Michio Kaku was born in San Jose, California, the son of Japanese immigrants. Kaku grew up in a household heavily influenced by Japanese culture, therefore it is reasonable to assume that the dominant religious ideas of Japan were present, namely Shinto and perhaps Buddhism.
Kaku was one of those really geeky kids you hear about who was building sophisticated physics experiments in his parents’ garage, winning the high school science fair, getting into Harvard as a result, and becoming a famous theoretical physicist.
As a physicist, Kaku is frequently “bumping up against” those big questions in life: Where did the universe come from? Did someone create it? Is there purpose, order, or chaos? In fact, he cites his interest in those questions as the reason he became interested in theoretical physics.
As a physicist, Kaku is an advocate and supporter of string theory–the idea that our universe is but one of many universes in the “multiverse.” But in terms of spirituality, Kaku is clearly a pantheist. He finds the universe beautiful and wondrous in its symmetry and natural order. For example, he has called the Grand Canyon a Cathedral and marveled at the patience and time it took for water to carve it.

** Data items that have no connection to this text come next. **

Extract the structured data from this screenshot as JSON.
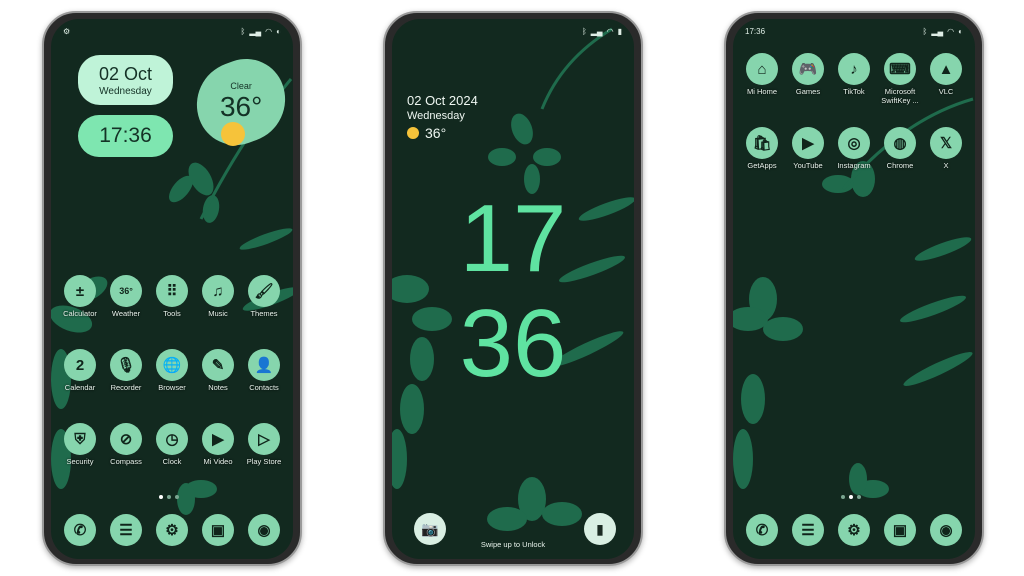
{
  "colors": {
    "background": "#12291f",
    "icon": "#86d5ad",
    "accent_clock": "#5fe3a1",
    "sun": "#f6c33a"
  },
  "home1": {
    "status_left_icon": "settings-dot",
    "date_widget": {
      "date": "02 Oct",
      "day": "Wednesday"
    },
    "time_widget": {
      "time": "17:36"
    },
    "weather_widget": {
      "condition": "Clear",
      "temp": "36°",
      "icon": "sun"
    },
    "apps": [
      {
        "label": "Calculator",
        "icon": "calculator",
        "glyph": "±"
      },
      {
        "label": "Weather",
        "icon": "weather",
        "glyph": "36°"
      },
      {
        "label": "Tools",
        "icon": "tools-grid",
        "glyph": "⠿"
      },
      {
        "label": "Music",
        "icon": "music-note",
        "glyph": "♫"
      },
      {
        "label": "Themes",
        "icon": "paint-roller",
        "glyph": "🖌"
      },
      {
        "label": "Calendar",
        "icon": "calendar",
        "glyph": "2"
      },
      {
        "label": "Recorder",
        "icon": "microphone",
        "glyph": "🎙"
      },
      {
        "label": "Browser",
        "icon": "globe",
        "glyph": "🌐"
      },
      {
        "label": "Notes",
        "icon": "notes",
        "glyph": "✎"
      },
      {
        "label": "Contacts",
        "icon": "person",
        "glyph": "👤"
      },
      {
        "label": "Security",
        "icon": "shield",
        "glyph": "⛨"
      },
      {
        "label": "Compass",
        "icon": "compass",
        "glyph": "⊘"
      },
      {
        "label": "Clock",
        "icon": "clock",
        "glyph": "◷"
      },
      {
        "label": "Mi Video",
        "icon": "play",
        "glyph": "▶"
      },
      {
        "label": "Play Store",
        "icon": "play-store",
        "glyph": "▷"
      }
    ],
    "dock": [
      {
        "icon": "phone",
        "glyph": "✆"
      },
      {
        "icon": "messages",
        "glyph": "☰"
      },
      {
        "icon": "settings",
        "glyph": "⚙"
      },
      {
        "icon": "gallery",
        "glyph": "▣"
      },
      {
        "icon": "camera",
        "glyph": "◉"
      }
    ]
  },
  "lock": {
    "date": "02 Oct 2024",
    "day": "Wednesday",
    "temp": "36°",
    "hour": "17",
    "minute": "36",
    "hint": "Swipe up to Unlock",
    "left_button_icon": "camera",
    "right_button_icon": "flashlight"
  },
  "home2": {
    "status_time": "17:36",
    "apps": [
      {
        "label": "Mi Home",
        "icon": "mi-home",
        "glyph": "⌂"
      },
      {
        "label": "Games",
        "icon": "gamepad",
        "glyph": "🎮"
      },
      {
        "label": "TikTok",
        "icon": "tiktok",
        "glyph": "♪"
      },
      {
        "label": "Microsoft SwiftKey ...",
        "icon": "swiftkey",
        "glyph": "⌨"
      },
      {
        "label": "VLC",
        "icon": "vlc-cone",
        "glyph": "▲"
      },
      {
        "label": "GetApps",
        "icon": "shopping-bag",
        "glyph": "🛍"
      },
      {
        "label": "YouTube",
        "icon": "youtube",
        "glyph": "▶"
      },
      {
        "label": "Instagram",
        "icon": "instagram",
        "glyph": "◎"
      },
      {
        "label": "Chrome",
        "icon": "chrome",
        "glyph": "◍"
      },
      {
        "label": "X",
        "icon": "x-logo",
        "glyph": "𝕏"
      }
    ],
    "dock": [
      {
        "icon": "phone",
        "glyph": "✆"
      },
      {
        "icon": "messages",
        "glyph": "☰"
      },
      {
        "icon": "settings",
        "glyph": "⚙"
      },
      {
        "icon": "gallery",
        "glyph": "▣"
      },
      {
        "icon": "camera",
        "glyph": "◉"
      }
    ]
  }
}
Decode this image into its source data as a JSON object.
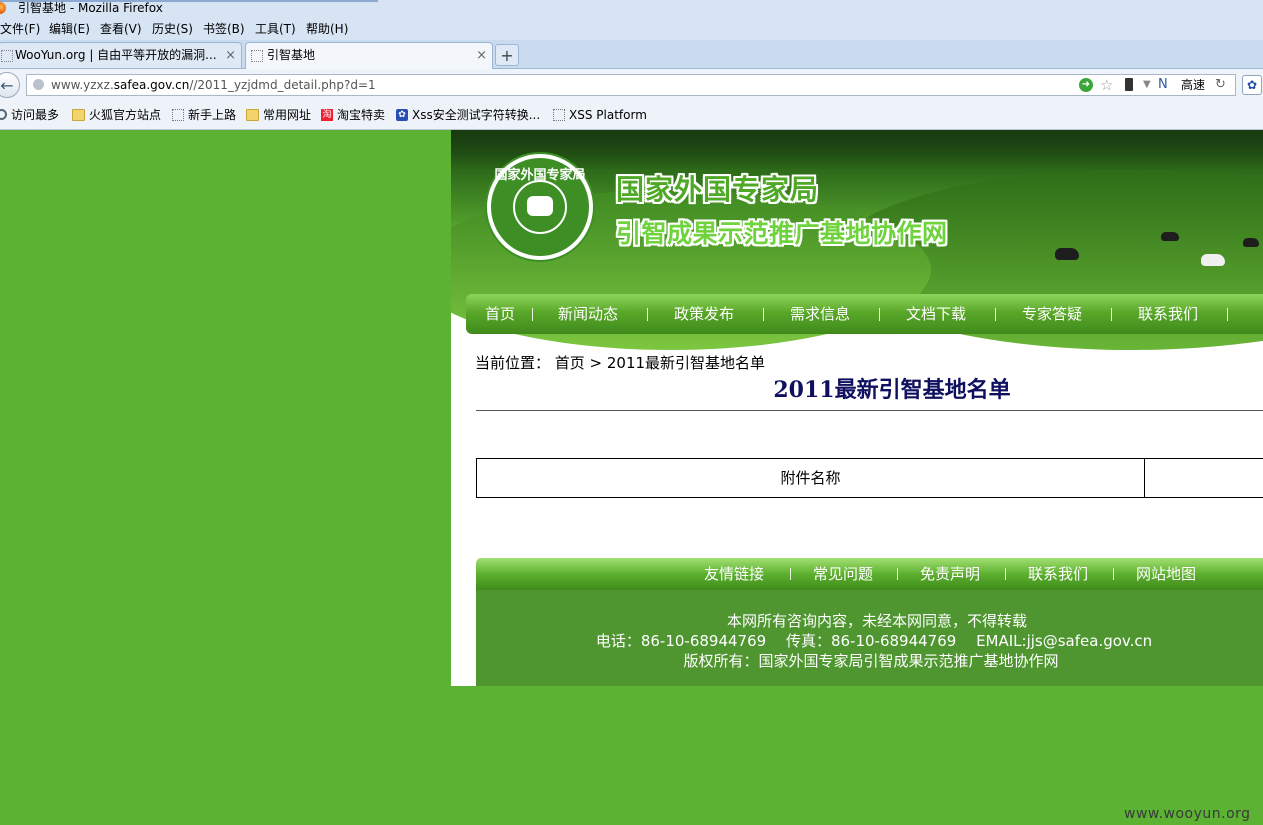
{
  "window": {
    "title": "引智基地 - Mozilla Firefox"
  },
  "menu": [
    "文件(F)",
    "编辑(E)",
    "查看(V)",
    "历史(S)",
    "书签(B)",
    "工具(T)",
    "帮助(H)"
  ],
  "tabs": [
    {
      "label": "WooYun.org | 自由平等开放的漏洞...",
      "close": "×"
    },
    {
      "label": "引智基地",
      "close": "×"
    }
  ],
  "newtab": "+",
  "navbar": {
    "url_prefix": "www.yzxz.",
    "url_domain": "safea.gov.cn",
    "url_path": "//2011_yzjdmd_detail.php?d=1",
    "speed_label": "高速"
  },
  "bookmarks": [
    "访问最多",
    "火狐官方站点",
    "新手上路",
    "常用网址",
    "淘宝特卖",
    "Xss安全测试字符转换...",
    "XSS Platform"
  ],
  "site": {
    "seal_text": "国家外国专家局",
    "org_name": "国家外国专家局",
    "site_name": "引智成果示范推广基地协作网",
    "nav": [
      "首页",
      "新闻动态",
      "政策发布",
      "需求信息",
      "文档下载",
      "专家答疑",
      "联系我们"
    ],
    "breadcrumb": "当前位置： 首页 > 2011最新引智基地名单",
    "title": "2011最新引智基地名单",
    "table_header": "附件名称",
    "footer_nav": [
      "友情链接",
      "常见问题",
      "免责声明",
      "联系我们",
      "网站地图"
    ],
    "footer_lines": [
      "本网所有咨询内容，未经本网同意，不得转载",
      "电话：86-10-68944769　 传真：86-10-68944769　 EMAIL:jjs@safea.gov.cn",
      "版权所有：国家外国专家局引智成果示范推广基地协作网"
    ]
  },
  "watermark": "www.wooyun.org",
  "colors": {
    "page_background": "#5bb233",
    "nav_green": "#5aa829",
    "title_navy": "#101060"
  }
}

Kaku also seems to regard physics as its own sort of religion. When interviewed, he frequently says: “We physicists believe this, we physicists believe that.” When it comes to religion, he tends to use Einstein as his mouthpiece. Kaku said:
When scientists use the word God, they usually mean the God of Order. For example, one of the most important revelations in Einstein’s early childhood took place when he read his first books on science. He immediately realized that most of what he had been taught about religion could not possibly be true. Throughout his career, however, he clung to the belief that a mysterious, divine Order existed in the universe.
Kaku’s apparent spirituality represents a bit of a break from much of the scientific community. He doesn’t seem to think that religion and science can’t get along. He said:
They [science and religion] can be in harmony, but only if rational people on both sides engage in honest debate.
Unfortunately, by American standards, just that fact that Kaku trusts science over divine revelation and televangelists, he is probably considered a liberal. He tends to feel that mankind, while brilliant enough to develop scientific principles and technologies, is ignorant enough to regularly misuse science. This includes nuclear weapons, nuclear fuel, and global warming,
Kaku has also been critical of the U.S. for its misguided allocation of funds to science programs including NASA and the fact that it lost its chance to build the world’s biggest particle accelerator to the European Union.
Socially and politically, Kaku has his eye on the future. He boldly and confidently predicts what amazing technology and convenience await the human race just around the corner. However, he seems a bit naive and overly-optimistic. Futurists have been touting the beauty of the future for generations, but their utopia has yet to materialize. We’ll see about Kaku’s.